Judge Land denied the summary judgment motion of Digital Concealment Systems, LLC (“Digital”), filed that its “A-TACS FG Camo” pattern does not infringe copyrights belonging to HyperStealth Biotechnology Corp. (“HyperStealth”). In reaching the ruling, the Court did not consider the opinions of HyperStealth’s expert. Therefore, Digital’s motion to exclude that evidence was moot.
The nine HyperStealth copyrighted patterns in issue were designed by Guy Cramer (“Cramer”), a founder of the company. Sample of HyperStealth patterns in different colors (obtained on the Internet) are set forth below:
As to each alleged infringement, the Court set forth the descriptions advanced by Cramer as to the similarities between the HyperStealth pattern and Digital’s A-TACS FG Camo pattern. In each instance the Cramer description was followed by a description offered by Digital of the differences between its pattern and the copyrighted pattern of HyperStealth.

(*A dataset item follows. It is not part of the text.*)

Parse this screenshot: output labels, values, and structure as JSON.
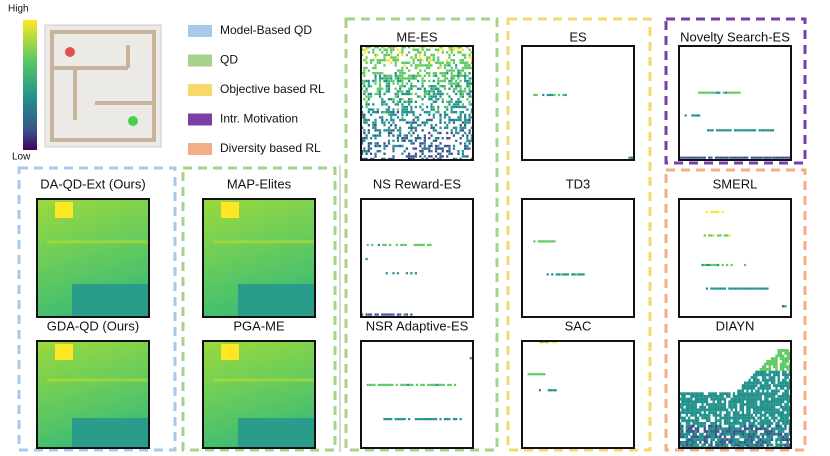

Judge Land noted “Absent direct proof of copying, HyperStealth may prove copying by demonstrating that (1) Digital had access to HyperStealth’s patterns and (2) Digital’s pattern is substantially similar to HyperStealth’s patterns,” citing Oravec v. Sunny Isles Luxury Ventures, L.C., 527 F.3d 1218, 1223 (11th Cir. 2008). The Court went on to point out that the “substantial similarity issues often involves subjective determinations” and, therefore, summary judgment is precluded “unless (1) ‘the similarity between two works concerns only non-copyrightable elements’ or (2) ‘no reasonable jury, properly instructed, could find that the two works are substantially similar.’” Judge Land did note that “copyright protection does not extend to ideas but only to particular expressions of ideas.” Oravec, 527 F.3d at 1224 (citing 17 U.S.C. § 102(b)).
While the Court reported its thorough review of the Digital A-TACS FG Camo pattern side by side with each HyperStealth pattern and “separated out the unprotected elements from the protected ones,” no information was provided as to which elements the Court considered unprotected and which elements it considered protected. The idea of camouflage is for the object not to been seen in the environment. The challenge in this case is to identify whether specific protectable elements of nine different camouflage designs can be found in one accused infringing design.
Neither the Court nor the parties had the benefit of the decision by the 11th Circuit on December 16, 2013, of Progressive Lighting, Inc. v. Lowe’s Home Centers, Inc., 2013 WL 6570072, *6, in which the Court of Appeals discussed the problems with copyrighting useful articles. Specifically, the Court of Appeals discussed two ways a utilitarian product might contain copyrightable work. First, “[p]hysical separability exists when, ‘after removal of those features which are necessary for the utilitarian function of the article, the artistic features … nevertheless remain intact,'” quoting Norris Indus., Inc. v. Int’l Tel. a& Tel. Corp., 696 F.2d 918, 923 (11th Cir. 1983). An interesting questions may be posed as to what part of a camouflage design is merely artistic. Second, ‘conceptual separability refers to “‘ornamental, superfluous designs contained within useful objects.” Id. Whether a camouflage design be superfluous is a further point to consider. Perhaps these points will be addressed at trial.
The case is Digital Concealment Systems, LLC v. HyperStealth Biotechnology Corp., November 19, 2013, in 4:11-cv-195-CDL, in the United States District Court for the Middle District of Georgia, Columbus Division, assigned to Judge Clay D. Land.